The initiative will leverage Northeastern's innovative Nanoscale Offset Printing System, or NanoOPS, a manufacturing technology pioneered by the College's NSF Center for High-Throughput Nanotechnology (CHN), led by University Distinguished Professor Ahmed Busnaina and the William Lincoln Smith Chair in College of Engineering. NanoOPS can print nanoscale sensors and devices as small as 20 nanometers—more than 10,000 times thinner than a human hair—on various surfaces and 100 to 1,000 times faster than current electronic and inkjet-based 3D printing.
Part of the new funding will be used to build infrastructure to characterize materials and test smart sensor prototypes, and to build generation 2 and 3 NanoOPS with enhanced capabilities at the institute, including the ability to print on any surface.
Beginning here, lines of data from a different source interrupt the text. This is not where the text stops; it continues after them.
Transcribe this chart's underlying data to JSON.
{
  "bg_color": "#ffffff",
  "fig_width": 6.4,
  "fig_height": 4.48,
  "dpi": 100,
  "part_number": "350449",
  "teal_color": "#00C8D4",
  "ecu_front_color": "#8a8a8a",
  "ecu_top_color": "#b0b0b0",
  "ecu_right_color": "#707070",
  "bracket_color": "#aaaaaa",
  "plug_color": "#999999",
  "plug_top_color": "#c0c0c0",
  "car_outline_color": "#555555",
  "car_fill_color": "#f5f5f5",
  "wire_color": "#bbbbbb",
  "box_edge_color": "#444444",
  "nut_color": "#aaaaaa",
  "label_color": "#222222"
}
The grant is matched by nearly $11 million in external funding through this collaboration between academia, industry and government.
In cooperation with:
Chesterton, DIC Corporation, DRAPER, CABLE, GE, MOXTEK, NASA, Northrop Grumman, Raytheon, Renesas Electronic, Milara, NBMC, Rogers Corporation, Tufts University, University of Massachusetts Boston and US Air Force.
Suggested Cluster Activities
- Design, develop and manufacture product prototypes based on technologies using smart sensors and advanced materials.
- Improvement of physical infrastructure, including purchase of instruments and equipment for material characterization and product testing
- Design and manufacture of 2nd generation NanoOPS that was capable of printing on any substrate.
- Workforce development, such as seminars and workforce training programs to introduce and expose a highly educated workforce currently out of the labor market.
- Study advanced materials and product lifecycle sustainability to ensure compliance with federal and state regulations.